C’est que le documentaire militant de François Ruffin, au succès considérable (400 000 entrées à l’heure où ces lignes sont écrites), interroge la rupture du lien géographique entre la bourgeoisie d’affaires et les classes populaires. Pour tout dire : sa bunkérisation.
Dans ce documentaire, un couple de « prolos », les Klur, est pris en charge par le professionnel de l’agit prop Ruffin, qui monte une arnaque visant LVMH, l’entreprise de Bernard Arnault, qui a en particulier fermé l’usine textile où les Klur travaillaient, les jetant sur la paille comme des centaines de familles localement.
Toute la force du film de Ruffin consiste à faire revenir dans le champ un acteur qui avait tout fait pour en sortir : la grande entreprise, son grand patron et ses top managers. Les décisions des grandes entreprises sont prises selon une rationalité d’abord financière, qui ignore ses conséquences sociales et humaines. Ceci est rendu psychologiquement possible parce que les décideurs ne vivent pas dans le même monde, ni les mêmes lieux, que les travailleurs qui sont les acteurs essentiellement impuissants de la vie économique qu’ils écrivent quotidiennement. Ils ne les croisent pour ainsi dire jamais dans la vie de tous les jours, et les réduisent à des abstractions économiques. Ruffin propose, avec son arnaque, d’inverser les rôles : les prolos maîtrisent le tempo et forcent les décideurs (= les capitalistes) à une forme de face-à-face physique. Que ce soit le négociateur chargé d’éviter à LVMH une campagne de presse hostile et habilité à négocier le versement d’une somme d’argent en échange du silence médiatique des Klur ou lors de l’assemblée générale des actionnaires (qui devient par la force des choses l’un des seuls lieux d’irruption du réel dans le monde feutré des grandes entreprises et donc, paradoxalement, un lieu subversif), deux mondes se trouvent enfin en confrontation.
La France périphérique, remarquablement décrite par le géographe Christophe Guilluy, est la véritable héroïne de Merci Patron ! Cette France loin des métropoles, loin des médias, loin des zones où l’on prend les décisions, retrouve ainsi une place dans le film de Ruffin qu’elle n’a plus dans la réalité économique. Sa force subversive provient du ton vengeur du réalisateur et de son parti pris assumé qui brise délibérément les conventions du journalisme « sérieux », qui cache souvent sa dépendance financière aux grandes entreprises et à leurs dépenses publicitaires derrière un discours « de raison ». Le caractère comique du scénario ramène les patrons du ciel où ils s’enferment avec l’aide d’une presse et d’un monde politique complaisant et connivent, à la terre où vit le commun des mortels.
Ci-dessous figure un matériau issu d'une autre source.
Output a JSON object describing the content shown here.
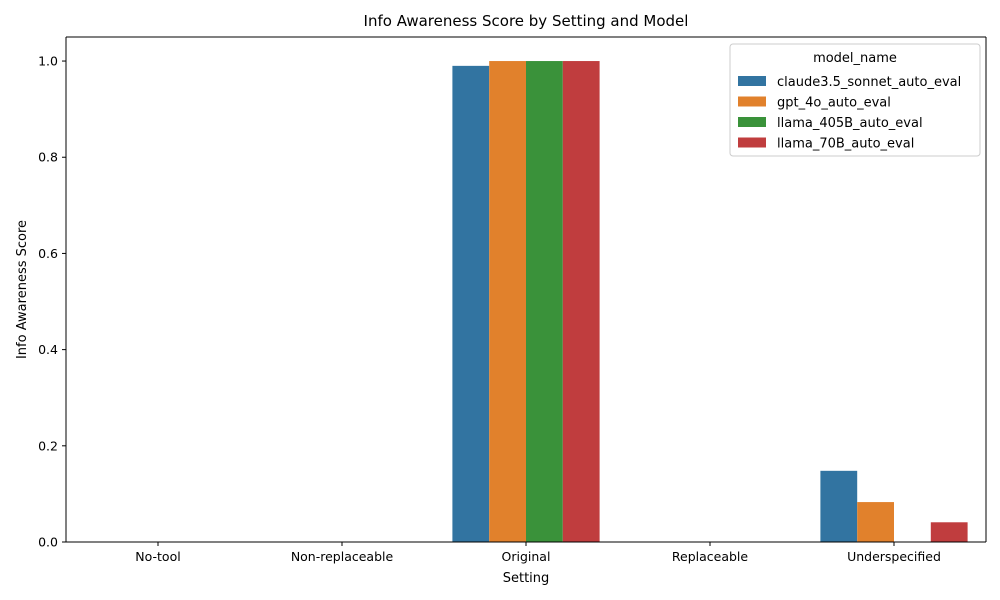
{
  "chart_data": {
    "type": "bar",
    "title": "Info Awareness Score by Setting and Model",
    "xlabel": "Setting",
    "ylabel": "Info Awareness Score",
    "categories": [
      "No-tool",
      "Non-replaceable",
      "Original",
      "Replaceable",
      "Underspecified"
    ],
    "ylim": [
      0,
      1.05
    ],
    "yticks": [
      "0.0",
      "0.2",
      "0.4",
      "0.6",
      "0.8",
      "1.0"
    ],
    "grid": false,
    "legend": {
      "title": "model_name",
      "placement": "top-right"
    },
    "series": [
      {
        "name": "claude3.5_sonnet_auto_eval",
        "color": "#3274a1",
        "values": [
          0,
          0,
          0.99,
          0,
          0.148
        ]
      },
      {
        "name": "gpt_4o_auto_eval",
        "color": "#e1812c",
        "values": [
          0,
          0,
          1.0,
          0,
          0.083
        ]
      },
      {
        "name": "llama_405B_auto_eval",
        "color": "#3a923a",
        "values": [
          0,
          0,
          1.0,
          0,
          0
        ]
      },
      {
        "name": "llama_70B_auto_eval",
        "color": "#c03d3e",
        "values": [
          0,
          0,
          1.0,
          0,
          0.041
        ]
      }
    ]
  }
}
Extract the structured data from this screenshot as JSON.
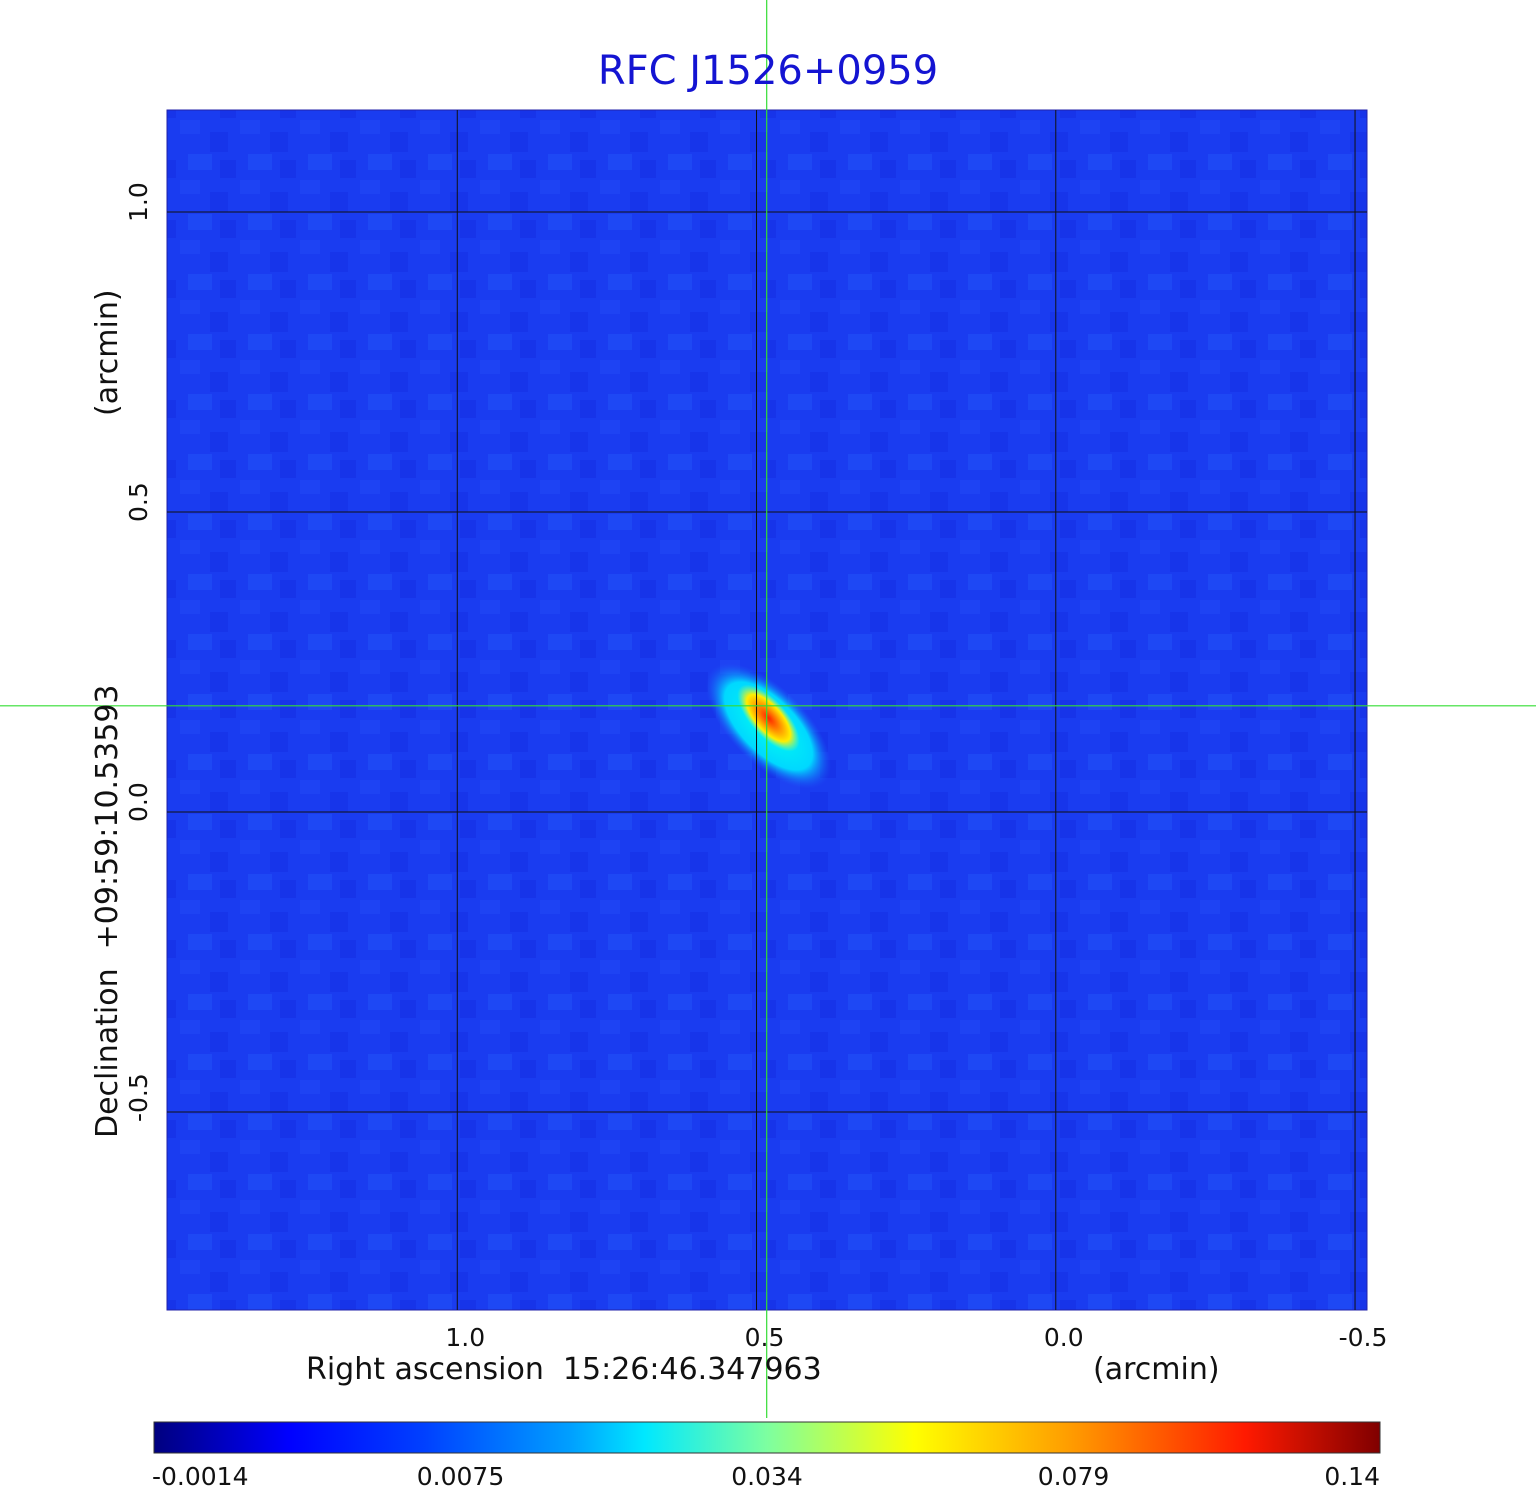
{
  "chart_data": {
    "type": "heatmap",
    "title": "RFC J1526+0959",
    "xlabel": "Right ascension  15:26:46.347963",
    "xunit": "(arcmin)",
    "ylabel": "Declination  +09:59:10.53593",
    "yunit": "(arcmin)",
    "xlim": [
      1.485,
      -0.52
    ],
    "ylim": [
      -0.83,
      1.17
    ],
    "x_ticks": [
      1.0,
      0.5,
      0.0,
      -0.5
    ],
    "x_tick_labels": [
      "1.0",
      "0.5",
      "0.0",
      "-0.5"
    ],
    "y_ticks": [
      1.0,
      0.5,
      0.0,
      -0.5
    ],
    "y_tick_labels": [
      "1.0",
      "0.5",
      "0.0",
      "-0.5"
    ],
    "grid": true,
    "colormap": "jet",
    "colorbar": {
      "orientation": "horizontal",
      "placement": "bottom",
      "tick_labels": [
        "-0.0014",
        "0.0075",
        "0.034",
        "0.079",
        "0.14"
      ],
      "range": [
        -0.0014,
        0.14
      ]
    },
    "source_peak": {
      "x": 0.48,
      "y": 0.16,
      "value": 0.14
    },
    "crosshair": {
      "x": 0.483,
      "y": 0.177,
      "color": "#33dd33"
    },
    "colors": {
      "title": "#1414d2",
      "background_map": "#1a3cf0",
      "grid": "#111111"
    }
  }
}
Merci patron ! est symétrique de la Révolte des élites, le célèbre essai de Christopher Lasch, qui décrivait la rupture de la décence commune, du fait de la distance morale et géographique des élites avec les citoyens ordinaires. L’isolement géographique des Klur est le pendant de l’isolement géographique des patrons. L’entre-soi a certes annihilé tout caractère quotidien à la lutte des classes, puisque les classes sociales vivent dans des mondes parallèles. Seul le cinéma de Chabrol pouvait encore nous faire croire il y a peu que le petit patron de province était l’ennemi du prolétariat. En réalité, l’enracinement géographique de ce petit patronat, détruit par la globalisation, était le gage non seulement de rapports sociaux violents (qui se voit se hait) mais aussi d’un minimum de zones de frictions où pouvait apparaître une morale commune. Sans cette morale commune, il faut aux Klur l’aide d’un journaliste provocateur et de son média indépendant pour créer un rapport de forces favorables et obtenir l’attention du fort, briser son indifférence, revenir dans son monde.
Il n’y aura probablement pas de happy end à la lutte des classes à l’heure de la globalisation, car le public n’ira pas voir un nouveau Merci Patron ! pour chaque famille précarisée économiquement. Mais, grâce à Ruffin et aux Klur, on aura bien ri. Et on se sera souvenu que la lutte des classes menée avec ardeur redonnait à ceux qui n’en avaient plus la dignité qui les rendait grands. Et inoubliables.